CRISES E DESENCANTOS COM A ESPIRITUALIDADE

Mais do que honras e graus a atingir,
Esperam-se cultivadas sensibilidades,
Capazes de se enternecer sem desistir,
Diante de reais e efetivas dificuldades.

            Para quem se envereda pelos caminhos do crescimento na espiritualidade cristã, não existe uma linearidade de crescimento progressivo e nem uma experiência paulatinamente mais ampla e profunda de Deus.
            Geralmente o entusiasmo inicial não sustenta longo período de perseverança nas buscas, porque ocorre nos seres humanos um fenômeno que os prostra, quando os desejos não são alcançados.
            Quanto mais altas são as expectativas de perfectibilidade, maiores são as decepções. Como diz o ditado popular, quanto mais alto o tombo, tanto maior é o seu efeito...
            Mesmo quem se move pela profunda e reta motivação de aprofundar-se na experiência de Deus, não está isento de um desencantamento com Deus e com a vida que escolheu para ser mais feliz.
            As próprias aspirações implicam em momentos de cansaço, de apatia e de crises, sejam na vida de trabalho, na convivência ou na experiência de maior intimidade com Deus.
            Aparece, então, a sensação pesarosa, uma espécie de torpor, de ausência de iniciativas, com manifesta perda de vontade e até uma literal descrença em torno do que se escolheu como horizonte de alcance.
            Nesta secura, seja de palavra, de ação ou de capacidade de oração e de serviço humanitário, emerge a desagradável experiência da acídia.

8.1 – Acídia

         O termo não costuma ser muito usado em nossos dias, mas, o seu significado é muito conhecido, pois, uma enormidade de sinônimos é associada às suas manifestações.
            A palavra “acídia” vem do grego Kedòs, que significa cuidado. O prefixo “a” colocado antes da palavra significa negação. Assim, acídia pode conotar “o que não é cuidado”, o que é desleixado, desvalorizado... Logo emerge a pergunta: porque algo é descuidado?
            Normalmente porque não se alcançou o que se buscou com tanto cuidado. Se, por exemplo, no campo das buscas de fé, alguém deseja alcançar importantes e valiosos traços de virtude pessoal, e, ao perceber que não pratica estes traços virtuosos, fica insatisfeito consigo mesmo e se desencanta até mesmo com Deus de quem espera o alcance de valiosas virtudes.
            A palavra “acídia” também deriva do termo “ácido”, elemento químico que possui intensa ação corrosiva. Deste modo, pode conotar algo que desmancha o alcance de uma meta estabelecida.

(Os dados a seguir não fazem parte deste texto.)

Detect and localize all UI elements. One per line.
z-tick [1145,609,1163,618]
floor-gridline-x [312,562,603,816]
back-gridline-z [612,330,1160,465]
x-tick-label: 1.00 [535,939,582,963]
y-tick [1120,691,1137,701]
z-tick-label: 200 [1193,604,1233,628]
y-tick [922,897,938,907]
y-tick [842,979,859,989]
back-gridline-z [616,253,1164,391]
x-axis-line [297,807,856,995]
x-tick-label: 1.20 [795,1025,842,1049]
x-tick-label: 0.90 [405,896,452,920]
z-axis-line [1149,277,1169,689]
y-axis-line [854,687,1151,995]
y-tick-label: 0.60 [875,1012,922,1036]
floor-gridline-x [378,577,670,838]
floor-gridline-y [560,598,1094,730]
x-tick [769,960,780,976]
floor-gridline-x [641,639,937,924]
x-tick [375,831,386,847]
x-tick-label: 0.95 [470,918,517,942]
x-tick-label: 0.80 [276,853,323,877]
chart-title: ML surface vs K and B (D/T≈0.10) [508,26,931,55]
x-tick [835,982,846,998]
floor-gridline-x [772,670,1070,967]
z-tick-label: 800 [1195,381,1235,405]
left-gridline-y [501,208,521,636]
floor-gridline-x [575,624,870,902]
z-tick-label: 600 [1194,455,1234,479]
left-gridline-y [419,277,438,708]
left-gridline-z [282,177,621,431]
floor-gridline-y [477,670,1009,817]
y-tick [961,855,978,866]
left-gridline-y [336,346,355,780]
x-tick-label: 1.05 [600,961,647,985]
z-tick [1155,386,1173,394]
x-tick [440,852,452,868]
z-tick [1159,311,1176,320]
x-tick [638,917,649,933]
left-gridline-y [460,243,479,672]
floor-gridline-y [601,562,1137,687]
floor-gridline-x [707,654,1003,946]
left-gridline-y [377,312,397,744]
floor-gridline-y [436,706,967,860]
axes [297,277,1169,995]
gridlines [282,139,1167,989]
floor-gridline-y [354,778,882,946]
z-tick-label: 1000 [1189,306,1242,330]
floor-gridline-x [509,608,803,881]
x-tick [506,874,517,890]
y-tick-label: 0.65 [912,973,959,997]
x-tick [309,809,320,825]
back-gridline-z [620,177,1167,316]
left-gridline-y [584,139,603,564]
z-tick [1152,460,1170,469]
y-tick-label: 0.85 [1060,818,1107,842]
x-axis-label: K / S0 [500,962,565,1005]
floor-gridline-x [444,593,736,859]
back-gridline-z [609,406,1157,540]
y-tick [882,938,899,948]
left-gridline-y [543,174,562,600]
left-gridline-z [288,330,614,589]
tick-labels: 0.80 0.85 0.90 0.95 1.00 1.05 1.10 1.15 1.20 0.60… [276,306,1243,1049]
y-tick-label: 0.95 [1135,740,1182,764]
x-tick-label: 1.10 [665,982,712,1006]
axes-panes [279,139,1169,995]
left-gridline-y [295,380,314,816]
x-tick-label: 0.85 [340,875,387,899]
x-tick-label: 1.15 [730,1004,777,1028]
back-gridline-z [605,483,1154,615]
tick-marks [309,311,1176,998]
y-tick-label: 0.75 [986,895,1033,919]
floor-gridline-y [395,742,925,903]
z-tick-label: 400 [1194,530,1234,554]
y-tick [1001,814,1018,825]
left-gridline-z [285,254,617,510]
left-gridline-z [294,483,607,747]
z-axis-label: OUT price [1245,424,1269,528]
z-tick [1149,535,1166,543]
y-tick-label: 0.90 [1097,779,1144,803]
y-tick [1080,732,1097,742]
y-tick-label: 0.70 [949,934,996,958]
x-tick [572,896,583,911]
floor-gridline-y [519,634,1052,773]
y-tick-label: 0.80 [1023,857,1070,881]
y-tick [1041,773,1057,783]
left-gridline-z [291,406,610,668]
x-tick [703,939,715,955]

8.2 – Acídia em tempo antigos

            Na história da Igreja católica antiga, acídia tinha outra conotação especial dentro dos itinerários da espiritualidade. Era considerada como um tempero de morbidez que acometia os monges na sua busca de perfeição em Deus.
            Era uma espécie de tédio, que causava um torpor na mente, a ponto de não motivar nada de bom nem para si e, nem para outras pessoas.
             Criava um clima de falta de iniciativas e uma ação muito negativa que boicotava qualquer boa intenção.
            Entre as muitas atribuições feitas à acídia, também se salientava que ela, costumeiramente, vinha acompanhada pela tristeza, pelo enfado, pelo torpor da mente, pela prostração de ânimo, enfim, que afastava qualquer vontade de fazer alguma coisa boa.
             Pode-se imaginar o que isso significava na vida de quem se cultivava intensamente na espiritualidade.
            De repente, sem vontade de rezar, sem vontade de participar de celebrações e eventos, sem vontade de ajudar alguma pessoa carente e necessitada...
            Como salienta o título do livro que trás pregações de São Gaspar Bertoni sobre esta realidade: “Acídia – vírus que mata o amor” parece resumir este significado religioso.
            Nos tempos antigos da Igreja católica ocorreu muita reflexão sobre esta realidade de desencantamento com Deus, experimentada pelos monges, numa certa etapa do seu cultivo de espiritualidade.
            Diversas interpretações se tornaram conhecidas para ajudar os monges a evitar o risco de cair na acídia.
            Uma destas interpretações atribuía a fonte das mazelas aos demônios. Falava-se em demônio do meio-dia, que produzia um vazio na vida do monge e lhe roubava totalmente a energia ou a força para algum procedimento edificante e bom.
            O salmo 19, já mencionava a expressão de ’demônio do meio-dia’, provavelmente, para referir-se ao tédio diante do tempo, ou seja, uma impaciência e inquietude com o próprio tempo, pois, tudo demorava muito para passar.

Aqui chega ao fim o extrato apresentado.